Surrendering one's ability to influence the course of events is a characteristic most commonly associated with gamblers rather than strategists. If the Americans allow themselves to adopt such an approach, they would immediately relinquish the confidence of their allies, and their global hegemony would be thrown into even greater jeopardy.
That's not to say that the Russians are eager for a military confrontation with the Americans in the Mediterranean. But if the U.S. does decide to attack Syria, Moscow will have to offer a measured but firm response. Otherwise, the Russians would risk losing the influence and credibility that they have so painstakingly worked to acquire in recent years.
Guns at the ready
According to information available to the public, the only U.S. warship currently deployed close enough to strike Syria is the USS Donald Cook.
This class guided-missile destroyer is equipped with 56 Tomahawks - a figure very close to the total number of projectiles fired at the Shayrat Airbase last year.
Three other destroyers and two submarines are reportedly on their way to waters off the Syrian and Lebanese coastlines.
The Americans have also dispatched a nuclear-powered aircraft carrier, the USS Harry S. Truman, which has a strike group of five escort warships, and is expected in the Mediterranean sometime next week. The Truman is capable of carrying 90 fighter jets.
If assembled, this will be the largest U.S. naval force since the invasion of Iraq in 2003.
Meanwhile, the Russians appear to be preparing for every scenario. On April 10, battle readiness of Russia's armed forces was raised to its highest level.
Its Black Sea Fleet, headquartered in the Crimean city of Sevastopol, is reported to have left port, sailing into open waters. Reports have also emerged that between 11 and 15 Russian warships, cargo vessels, and submarines stationed in the Syrian port city of Tartus also set sail for Mediterranean waters.

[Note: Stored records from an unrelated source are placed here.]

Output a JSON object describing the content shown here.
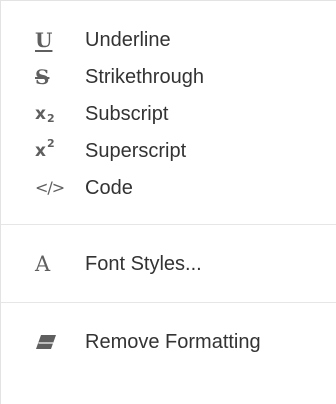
{
  "menu": {
    "items": [
      {
        "label": "Underline",
        "icon": "underline-icon",
        "glyph": "U"
      },
      {
        "label": "Strikethrough",
        "icon": "strikethrough-icon",
        "glyph": "S"
      },
      {
        "label": "Subscript",
        "icon": "subscript-icon",
        "glyph": "x",
        "glyph_mark": "2"
      },
      {
        "label": "Superscript",
        "icon": "superscript-icon",
        "glyph": "x",
        "glyph_mark": "2"
      },
      {
        "label": "Code",
        "icon": "code-icon",
        "glyph": "</>"
      },
      {
        "label": "Font Styles...",
        "icon": "font-styles-icon",
        "glyph": "A"
      },
      {
        "label": "Remove Formatting",
        "icon": "eraser-icon"
      }
    ]
  },
  "colors": {
    "text": "#333333",
    "icon": "#5f5f5f",
    "divider": "#e6e6e6"
  }
}
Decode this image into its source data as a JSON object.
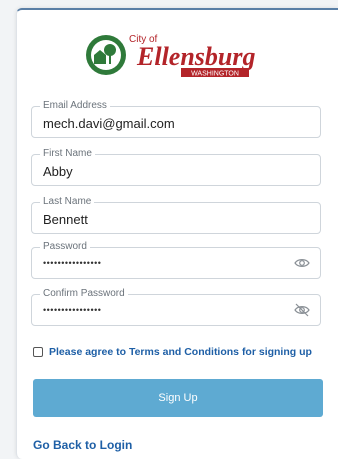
{
  "logo": {
    "city_of": "City of",
    "name": "Ellensburg",
    "state": "WASHINGTON"
  },
  "form": {
    "email": {
      "label": "Email Address",
      "value": "mech.davi@gmail.com"
    },
    "first_name": {
      "label": "First Name",
      "value": "Abby"
    },
    "last_name": {
      "label": "Last Name",
      "value": "Bennett"
    },
    "password": {
      "label": "Password",
      "value": "••••••••••••••••",
      "icon": "eye-icon"
    },
    "confirm_password": {
      "label": "Confirm Password",
      "value": "••••••••••••••••",
      "icon": "eye-off-icon"
    }
  },
  "agree_text": "Please agree to Terms and Conditions for signing up",
  "signup_label": "Sign Up",
  "back_link": "Go Back to Login",
  "colors": {
    "brand_red": "#b32429",
    "brand_green": "#2f7a3a",
    "link_blue": "#1e5fa6",
    "button_blue": "#5eaad2"
  }
}
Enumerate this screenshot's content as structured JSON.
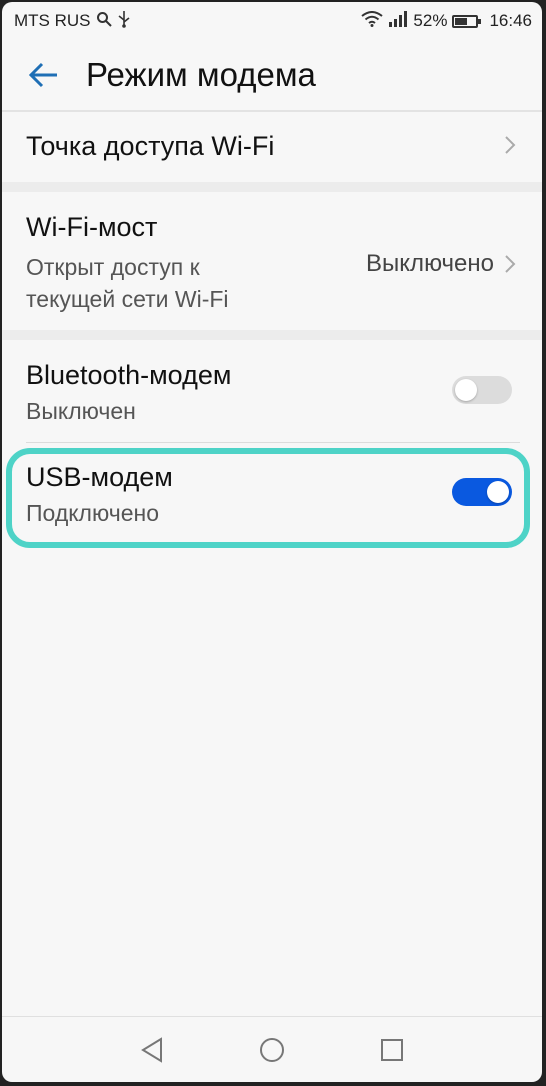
{
  "status_bar": {
    "carrier": "MTS RUS",
    "battery": "52%",
    "time": "16:46",
    "icons": [
      "search-icon",
      "usb-icon",
      "wifi-icon",
      "signal-icon",
      "battery-icon"
    ]
  },
  "header": {
    "title": "Режим модема",
    "back_icon": "back-arrow-icon"
  },
  "items": {
    "hotspot": {
      "title": "Точка доступа Wi-Fi"
    },
    "wifi_bridge": {
      "title": "Wi-Fi-мост",
      "subtitle_line1": "Открыт доступ к",
      "subtitle_line2": "текущей сети Wi-Fi",
      "value": "Выключено"
    },
    "bluetooth": {
      "title": "Bluetooth-модем",
      "subtitle": "Выключен",
      "enabled": false
    },
    "usb": {
      "title": "USB-модем",
      "subtitle": "Подключено",
      "enabled": true
    }
  },
  "colors": {
    "accent": "#0a59e0",
    "highlight": "#4ed3c7",
    "back_arrow": "#1f6fb5"
  },
  "navbar": [
    "nav-back-icon",
    "nav-home-icon",
    "nav-recents-icon"
  ]
}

"Israel's" ImageSat International, a company specializing in high-resolution satellite imagery, posted pictures on Twitter showing that only one Russian Kilo-class submarine remains in Tartus.
ImageSat claims that the rest have been "deployed at sea due to possible near-future strikes."
Ammar Waqqaf believes that the threat of war is "real especially if the likes of France and Britain decide that this is the time to confront Russia."
"We need to understand that this is not about Syria or chemical warfare. This has been brewing for the past few years," Waqqaf adds. "Western states see Russian influence growing in the Middle East on a daily basis and they need to confront it.
They need to show countries like Saudi Arabia and Qatar that the West is a dependable ally and that the emirs and sheikhs of those wealthy nations shouldn't go to Moscow striking oil and gas deals but should rely on the U.S. for their survival. This is about influence. And in that sense, there might be a confrontation."